I would like to thank all those who have engaged with us during this year. To all those who attended our Open Meeting, those who we regularly interact with on Twitter and who comment on our Facebook page and those who have contacted us with information or suggestions. I apologise that we have not always been able to use what we have been sent, we only can publish what we can corroborate, but it is always appreciated.
In addition to the establishment of the Free School, because of the high number of Academies in our town and the potential challenges that that brings in terms of accountability to the community, the situation in Brentwood is of interest to those who follow education matters nationally. That our opinions have been sought outside of the borough has been a genuine surprise, clearly it has also led us to consider the national picture in far greater detail than we ever envisaged and has allowed us to look at issues arising and see how they affect us locally.

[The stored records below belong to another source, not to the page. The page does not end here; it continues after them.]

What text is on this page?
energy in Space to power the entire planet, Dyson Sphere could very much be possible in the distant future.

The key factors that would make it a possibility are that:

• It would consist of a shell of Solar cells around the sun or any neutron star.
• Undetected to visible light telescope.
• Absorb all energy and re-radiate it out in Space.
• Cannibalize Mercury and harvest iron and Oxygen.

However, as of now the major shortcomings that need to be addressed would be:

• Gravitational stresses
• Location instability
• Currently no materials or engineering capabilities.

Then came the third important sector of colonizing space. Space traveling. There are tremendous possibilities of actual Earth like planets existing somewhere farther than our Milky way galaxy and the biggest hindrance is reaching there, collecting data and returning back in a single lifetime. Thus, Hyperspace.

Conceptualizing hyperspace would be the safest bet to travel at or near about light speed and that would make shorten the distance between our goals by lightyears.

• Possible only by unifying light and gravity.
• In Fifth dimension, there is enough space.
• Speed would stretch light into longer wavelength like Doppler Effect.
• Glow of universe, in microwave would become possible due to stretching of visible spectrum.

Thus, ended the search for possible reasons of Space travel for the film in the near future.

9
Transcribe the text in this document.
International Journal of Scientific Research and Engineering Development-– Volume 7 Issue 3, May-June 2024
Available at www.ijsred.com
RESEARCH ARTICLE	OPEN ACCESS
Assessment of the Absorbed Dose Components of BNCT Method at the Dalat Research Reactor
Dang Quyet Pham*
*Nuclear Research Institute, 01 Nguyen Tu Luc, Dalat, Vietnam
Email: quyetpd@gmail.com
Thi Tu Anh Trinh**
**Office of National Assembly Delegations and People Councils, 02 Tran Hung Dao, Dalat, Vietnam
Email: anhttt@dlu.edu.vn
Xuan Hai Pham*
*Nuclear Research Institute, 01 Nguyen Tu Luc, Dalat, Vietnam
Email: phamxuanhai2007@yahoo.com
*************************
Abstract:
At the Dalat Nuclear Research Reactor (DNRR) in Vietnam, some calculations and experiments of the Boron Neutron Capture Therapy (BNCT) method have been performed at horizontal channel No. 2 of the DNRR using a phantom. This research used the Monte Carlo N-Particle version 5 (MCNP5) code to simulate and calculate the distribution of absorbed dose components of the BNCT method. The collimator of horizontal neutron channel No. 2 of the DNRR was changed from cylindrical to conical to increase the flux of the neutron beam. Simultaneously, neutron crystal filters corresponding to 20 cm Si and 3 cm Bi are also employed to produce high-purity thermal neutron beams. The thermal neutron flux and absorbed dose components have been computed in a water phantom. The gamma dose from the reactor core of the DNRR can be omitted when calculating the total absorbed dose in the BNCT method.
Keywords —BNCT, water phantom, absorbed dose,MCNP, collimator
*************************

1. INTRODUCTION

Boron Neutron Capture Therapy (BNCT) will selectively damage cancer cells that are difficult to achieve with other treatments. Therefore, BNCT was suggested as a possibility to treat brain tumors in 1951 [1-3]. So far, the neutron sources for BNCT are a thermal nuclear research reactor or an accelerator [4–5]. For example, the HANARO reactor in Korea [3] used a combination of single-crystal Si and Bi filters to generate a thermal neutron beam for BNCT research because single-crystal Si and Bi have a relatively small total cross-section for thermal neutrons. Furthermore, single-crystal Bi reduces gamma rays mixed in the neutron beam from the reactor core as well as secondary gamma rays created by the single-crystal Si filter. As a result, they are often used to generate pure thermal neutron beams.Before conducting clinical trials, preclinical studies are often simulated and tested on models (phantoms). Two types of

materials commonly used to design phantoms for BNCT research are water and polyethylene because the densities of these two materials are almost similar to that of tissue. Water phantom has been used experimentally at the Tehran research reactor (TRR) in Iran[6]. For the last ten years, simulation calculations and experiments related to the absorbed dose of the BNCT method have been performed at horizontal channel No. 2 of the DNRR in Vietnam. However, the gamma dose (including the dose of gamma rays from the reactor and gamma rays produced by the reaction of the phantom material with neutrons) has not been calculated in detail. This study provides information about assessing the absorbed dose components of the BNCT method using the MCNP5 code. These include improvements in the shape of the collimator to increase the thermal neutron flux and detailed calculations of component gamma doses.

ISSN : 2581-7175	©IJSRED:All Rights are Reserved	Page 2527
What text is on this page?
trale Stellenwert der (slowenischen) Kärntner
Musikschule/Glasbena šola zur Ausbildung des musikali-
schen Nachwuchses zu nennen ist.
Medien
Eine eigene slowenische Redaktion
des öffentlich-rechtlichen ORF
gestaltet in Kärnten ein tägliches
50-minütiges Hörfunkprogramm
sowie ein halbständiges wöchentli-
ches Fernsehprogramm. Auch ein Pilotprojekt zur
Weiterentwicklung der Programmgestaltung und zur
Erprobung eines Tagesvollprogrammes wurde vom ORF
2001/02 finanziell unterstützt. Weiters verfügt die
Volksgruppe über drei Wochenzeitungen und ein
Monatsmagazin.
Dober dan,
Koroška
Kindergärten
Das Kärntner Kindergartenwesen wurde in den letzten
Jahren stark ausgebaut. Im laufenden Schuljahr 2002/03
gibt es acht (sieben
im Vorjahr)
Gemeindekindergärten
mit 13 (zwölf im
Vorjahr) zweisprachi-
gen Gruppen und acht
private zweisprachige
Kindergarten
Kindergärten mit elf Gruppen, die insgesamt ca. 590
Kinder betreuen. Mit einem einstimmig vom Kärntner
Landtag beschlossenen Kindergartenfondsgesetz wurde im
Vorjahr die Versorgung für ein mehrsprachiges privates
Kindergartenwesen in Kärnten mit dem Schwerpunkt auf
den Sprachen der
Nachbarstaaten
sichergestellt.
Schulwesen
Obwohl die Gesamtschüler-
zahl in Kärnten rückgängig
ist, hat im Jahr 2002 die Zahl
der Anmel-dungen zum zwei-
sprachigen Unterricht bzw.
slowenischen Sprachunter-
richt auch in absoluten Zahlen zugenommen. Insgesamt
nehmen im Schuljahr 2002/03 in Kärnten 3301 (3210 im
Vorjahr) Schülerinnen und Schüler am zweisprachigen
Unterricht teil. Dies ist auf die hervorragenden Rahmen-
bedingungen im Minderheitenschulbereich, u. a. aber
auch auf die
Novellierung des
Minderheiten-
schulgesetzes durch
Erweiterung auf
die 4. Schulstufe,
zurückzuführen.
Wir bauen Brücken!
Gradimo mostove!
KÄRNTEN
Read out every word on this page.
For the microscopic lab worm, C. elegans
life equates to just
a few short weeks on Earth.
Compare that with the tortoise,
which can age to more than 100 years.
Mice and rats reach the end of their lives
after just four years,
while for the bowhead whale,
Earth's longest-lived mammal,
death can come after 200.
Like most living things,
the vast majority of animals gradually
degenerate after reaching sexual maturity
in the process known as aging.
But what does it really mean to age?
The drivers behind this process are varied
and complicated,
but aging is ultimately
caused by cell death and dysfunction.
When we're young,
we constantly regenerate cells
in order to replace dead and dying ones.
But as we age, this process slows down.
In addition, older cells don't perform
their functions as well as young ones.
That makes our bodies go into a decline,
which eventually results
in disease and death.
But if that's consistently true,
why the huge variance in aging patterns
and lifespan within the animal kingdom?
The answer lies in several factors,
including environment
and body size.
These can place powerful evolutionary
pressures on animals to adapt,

We await the judgement into the “GCSE Fiasco” with great interest for example.
Over this period there have been several new Head teachers in post in our established schools and it has been good to see, first hand in some cases, a new energy and commitment to meet the potential of all of the students in their care. I believe they deserve the time and our (not always uncritical) support to try to make a difference.
I have also been pleased to see what I have perceived as a welcome change in tone in local press coverage. It may be that schools are sharing more and have better stories to tell but whatever the reason it has been good to note that the small band of anonymous, barmy trolls have been restricted to making web comments rather than featuring in the paper. I should also thank the Brentwood Gazette for inviting me to write a monthly column since August, I hope that has also helped to provide a more positive perspective.
I appreciate the responses that we have had from ECC too, they have provided clarification where they can, in contrast to the Department for Education as our Freedom of Information experience shows.
Can I also publicly acknowledge those who cannot be publicly thanked. Your openness to discussion and insight has been invaluable. There has been an almost universal acceptance that as taxpayers, residents and parents, backed by the amount of interest our group has encountered, we have a mandate to ask questions of those providing state funded education.
We plan to carry on for as long as there is interest. On accountability as more of our schools change their status, on collaboration between schools and on school governors. We have not touched enough on our Primary Schools to date and we want to put that right. And we’re always open to suggestions. Do get in touch.
I look forward to another celebratory curry next year.